Let’s get inside the black box of pre-K

Last week, I moderated a fascinating panel discussion on the strengths and weaknesses of research on pre-K. (You can see a video of the event here.) A great panel — including Tim Bartik, Dale Farran, Bill Gormley, and Russ Whitehurst — disagreed on much: the quality of pre-K research, the strength of the current evidence base on pre-K, and whether that evidence base supports large-scale expansion of public pre-K as an effective strategy for advancing the well-being of America’s most vulnerable children.

Yet despite some sharp differences, a significant area of agreement emerged. While we know that quality is the key to pre-K effectiveness, we know too little about what quality actually is and what drives it. That is, we know that pre-K can work, but not enough about what makes it work and how.

Twenty20.

Twenty20.

In fact, our thinking about pre-K quality is often a kind of circular reasoning. We describe pre-K as “high quality” when it produces results — and “producing results” is how high quality pre-K is defined in the first place. But what causes quality, how to measure it, and how to ensure it have largely remained a “black box.” Panelists agreed that a crucial task for research is to get inside that black box: to build knowledge on what specific program inputs and practices are linked to children’s outcomes and, equally important, how to implement those inputs and practices effectively at scale.

At the same time, while high quality pre-K is defined as pre-K that produces results, panelists agreed, too, that we have inadequate knowledge about what results are most important and how to measure those.
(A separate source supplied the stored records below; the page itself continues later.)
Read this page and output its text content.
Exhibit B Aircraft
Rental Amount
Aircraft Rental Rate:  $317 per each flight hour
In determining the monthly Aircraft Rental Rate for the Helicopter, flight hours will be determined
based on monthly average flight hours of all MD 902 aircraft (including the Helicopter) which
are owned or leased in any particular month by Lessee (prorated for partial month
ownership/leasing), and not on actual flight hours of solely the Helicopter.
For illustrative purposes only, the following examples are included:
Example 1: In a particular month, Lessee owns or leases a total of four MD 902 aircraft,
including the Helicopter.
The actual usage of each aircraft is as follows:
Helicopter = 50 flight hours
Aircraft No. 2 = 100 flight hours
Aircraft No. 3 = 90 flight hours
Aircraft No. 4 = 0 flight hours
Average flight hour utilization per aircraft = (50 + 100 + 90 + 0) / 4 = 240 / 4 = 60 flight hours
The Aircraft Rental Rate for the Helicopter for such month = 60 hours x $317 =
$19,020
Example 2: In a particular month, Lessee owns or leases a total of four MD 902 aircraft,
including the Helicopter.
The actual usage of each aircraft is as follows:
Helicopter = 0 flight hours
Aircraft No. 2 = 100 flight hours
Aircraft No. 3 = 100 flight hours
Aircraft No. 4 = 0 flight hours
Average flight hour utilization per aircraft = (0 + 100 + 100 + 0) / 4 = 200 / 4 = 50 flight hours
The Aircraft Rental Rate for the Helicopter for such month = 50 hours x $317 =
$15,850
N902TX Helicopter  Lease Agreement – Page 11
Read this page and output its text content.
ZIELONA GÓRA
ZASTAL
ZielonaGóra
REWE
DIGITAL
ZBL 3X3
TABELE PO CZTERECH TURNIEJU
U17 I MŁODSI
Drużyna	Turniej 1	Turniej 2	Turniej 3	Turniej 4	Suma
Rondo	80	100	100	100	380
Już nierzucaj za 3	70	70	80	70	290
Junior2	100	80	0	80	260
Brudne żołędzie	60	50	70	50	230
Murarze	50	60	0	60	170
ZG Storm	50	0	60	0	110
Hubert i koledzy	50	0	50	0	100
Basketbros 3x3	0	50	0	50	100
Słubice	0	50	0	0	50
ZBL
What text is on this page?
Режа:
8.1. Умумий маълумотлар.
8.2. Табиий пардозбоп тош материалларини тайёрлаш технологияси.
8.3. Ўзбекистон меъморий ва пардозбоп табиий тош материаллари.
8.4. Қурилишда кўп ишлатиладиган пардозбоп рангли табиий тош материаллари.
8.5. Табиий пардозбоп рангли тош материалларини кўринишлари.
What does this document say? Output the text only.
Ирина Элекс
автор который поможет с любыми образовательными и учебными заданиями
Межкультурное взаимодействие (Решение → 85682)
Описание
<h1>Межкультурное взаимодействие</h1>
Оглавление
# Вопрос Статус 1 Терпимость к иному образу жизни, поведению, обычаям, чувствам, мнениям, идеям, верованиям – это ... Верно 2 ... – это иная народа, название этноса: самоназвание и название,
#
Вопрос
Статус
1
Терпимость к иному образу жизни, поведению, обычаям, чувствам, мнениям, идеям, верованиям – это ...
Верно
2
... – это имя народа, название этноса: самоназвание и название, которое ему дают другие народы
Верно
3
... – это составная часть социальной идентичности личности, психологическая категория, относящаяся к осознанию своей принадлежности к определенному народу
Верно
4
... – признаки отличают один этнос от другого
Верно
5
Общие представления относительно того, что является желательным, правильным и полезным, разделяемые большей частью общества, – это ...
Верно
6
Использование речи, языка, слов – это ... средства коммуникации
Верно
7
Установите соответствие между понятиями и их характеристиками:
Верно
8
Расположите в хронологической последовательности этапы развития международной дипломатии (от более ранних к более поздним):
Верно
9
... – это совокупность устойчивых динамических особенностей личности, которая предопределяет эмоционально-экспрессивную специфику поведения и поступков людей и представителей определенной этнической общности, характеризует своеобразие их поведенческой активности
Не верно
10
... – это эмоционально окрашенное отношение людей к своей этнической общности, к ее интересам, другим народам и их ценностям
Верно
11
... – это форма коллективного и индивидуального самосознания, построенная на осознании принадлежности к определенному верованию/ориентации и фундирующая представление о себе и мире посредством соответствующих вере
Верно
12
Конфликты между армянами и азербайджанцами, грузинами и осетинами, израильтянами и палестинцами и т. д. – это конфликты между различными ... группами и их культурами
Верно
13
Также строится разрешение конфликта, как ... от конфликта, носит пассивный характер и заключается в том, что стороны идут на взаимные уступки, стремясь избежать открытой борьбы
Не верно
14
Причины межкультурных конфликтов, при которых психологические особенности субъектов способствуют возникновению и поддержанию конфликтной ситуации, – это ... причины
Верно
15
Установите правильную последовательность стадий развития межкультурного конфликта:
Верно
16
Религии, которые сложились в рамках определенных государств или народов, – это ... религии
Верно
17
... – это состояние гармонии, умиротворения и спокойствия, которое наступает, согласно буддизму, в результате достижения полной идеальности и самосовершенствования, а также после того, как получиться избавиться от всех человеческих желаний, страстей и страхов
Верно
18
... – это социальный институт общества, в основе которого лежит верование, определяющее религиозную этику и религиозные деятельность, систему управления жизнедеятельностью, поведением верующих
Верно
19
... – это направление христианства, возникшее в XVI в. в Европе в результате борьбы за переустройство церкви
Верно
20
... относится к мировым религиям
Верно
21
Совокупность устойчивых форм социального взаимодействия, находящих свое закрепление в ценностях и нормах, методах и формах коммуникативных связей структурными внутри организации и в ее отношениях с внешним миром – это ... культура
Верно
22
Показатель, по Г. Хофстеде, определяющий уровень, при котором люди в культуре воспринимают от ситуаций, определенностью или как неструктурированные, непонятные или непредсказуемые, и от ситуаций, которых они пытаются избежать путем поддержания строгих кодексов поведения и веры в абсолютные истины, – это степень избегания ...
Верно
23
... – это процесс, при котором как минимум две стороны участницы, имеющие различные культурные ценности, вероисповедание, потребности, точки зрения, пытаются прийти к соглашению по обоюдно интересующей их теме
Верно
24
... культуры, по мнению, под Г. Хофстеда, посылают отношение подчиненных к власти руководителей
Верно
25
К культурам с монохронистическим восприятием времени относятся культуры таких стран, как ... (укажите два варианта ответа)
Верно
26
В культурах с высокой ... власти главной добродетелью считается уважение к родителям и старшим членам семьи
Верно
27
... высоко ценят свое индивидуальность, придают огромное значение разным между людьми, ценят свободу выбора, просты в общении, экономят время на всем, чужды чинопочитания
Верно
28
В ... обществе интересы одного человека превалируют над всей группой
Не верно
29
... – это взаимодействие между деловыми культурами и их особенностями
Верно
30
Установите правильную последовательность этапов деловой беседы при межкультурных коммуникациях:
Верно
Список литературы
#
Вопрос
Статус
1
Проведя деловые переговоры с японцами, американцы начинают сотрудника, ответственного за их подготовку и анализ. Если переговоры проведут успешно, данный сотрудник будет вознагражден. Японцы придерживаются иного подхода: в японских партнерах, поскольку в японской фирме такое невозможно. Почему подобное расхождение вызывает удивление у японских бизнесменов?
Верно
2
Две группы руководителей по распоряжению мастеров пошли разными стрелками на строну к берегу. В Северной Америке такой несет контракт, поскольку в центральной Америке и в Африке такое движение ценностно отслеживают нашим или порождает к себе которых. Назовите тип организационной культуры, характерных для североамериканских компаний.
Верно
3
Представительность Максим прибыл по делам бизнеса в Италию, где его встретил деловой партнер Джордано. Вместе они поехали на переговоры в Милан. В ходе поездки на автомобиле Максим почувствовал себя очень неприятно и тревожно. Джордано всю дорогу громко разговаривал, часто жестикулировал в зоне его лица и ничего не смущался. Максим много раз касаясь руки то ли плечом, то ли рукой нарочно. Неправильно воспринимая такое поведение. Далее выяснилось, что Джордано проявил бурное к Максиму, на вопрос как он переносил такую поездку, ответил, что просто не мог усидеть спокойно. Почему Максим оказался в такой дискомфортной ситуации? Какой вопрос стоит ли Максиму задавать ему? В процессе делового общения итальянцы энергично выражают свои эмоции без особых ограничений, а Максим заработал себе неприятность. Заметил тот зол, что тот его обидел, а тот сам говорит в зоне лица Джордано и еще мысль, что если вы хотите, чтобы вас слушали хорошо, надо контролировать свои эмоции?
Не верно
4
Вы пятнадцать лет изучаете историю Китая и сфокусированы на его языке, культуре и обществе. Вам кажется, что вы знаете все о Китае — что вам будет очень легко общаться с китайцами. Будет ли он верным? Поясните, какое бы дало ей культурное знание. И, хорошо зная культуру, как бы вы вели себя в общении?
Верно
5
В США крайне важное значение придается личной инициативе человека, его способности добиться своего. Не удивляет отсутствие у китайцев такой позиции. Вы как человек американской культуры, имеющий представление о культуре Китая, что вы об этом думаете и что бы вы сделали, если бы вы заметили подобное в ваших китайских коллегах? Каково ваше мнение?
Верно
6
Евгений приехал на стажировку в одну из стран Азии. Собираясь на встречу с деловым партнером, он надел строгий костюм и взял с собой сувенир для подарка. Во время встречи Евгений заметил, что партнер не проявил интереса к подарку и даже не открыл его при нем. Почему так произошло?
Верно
Children’s early acquisition of two kinds of skills is understood to be important to their long term success in school and life: cognitive skills (like the capacity to learn, remember, reason, solve problems) and noncognitive skills (like motivation, persistence, self-control, the ability to pay attention, and social competence). A growing body of research suggests that that noncognitive, or “character” skills may actually be the strongest determinant of later success. But researchers don’t know which early skills have the strongest links to long term success, or how to measure those.

In fact, most child outcomes reported in contemporary pre-K studies are neither cognitive nor noncognitive skills, but rather children’s scores on tests of basic academic knowledge like identifying letters of the alphabet, recognizing vocabulary words, and counting small numbers. Those test scores are considered to be a proxy for other, more important skills like being able to solve problems and being motivated to learn — skills which are harder for researchers to measure. But the panelists agreed that a much better understanding of what skills are fundamental to children’s success, how to teach those skills, and how to measure whether children have acquired them is also a crucial area of future research.

So “does pre-K work”? Some researchers say yes and some say no. (We’re releasing an in-depth report on the topic on March 22.) But our panel identified some important common ground: an essential aspect of the early childhood research agenda going forward is to figure out what “work” really means and how to make it happen.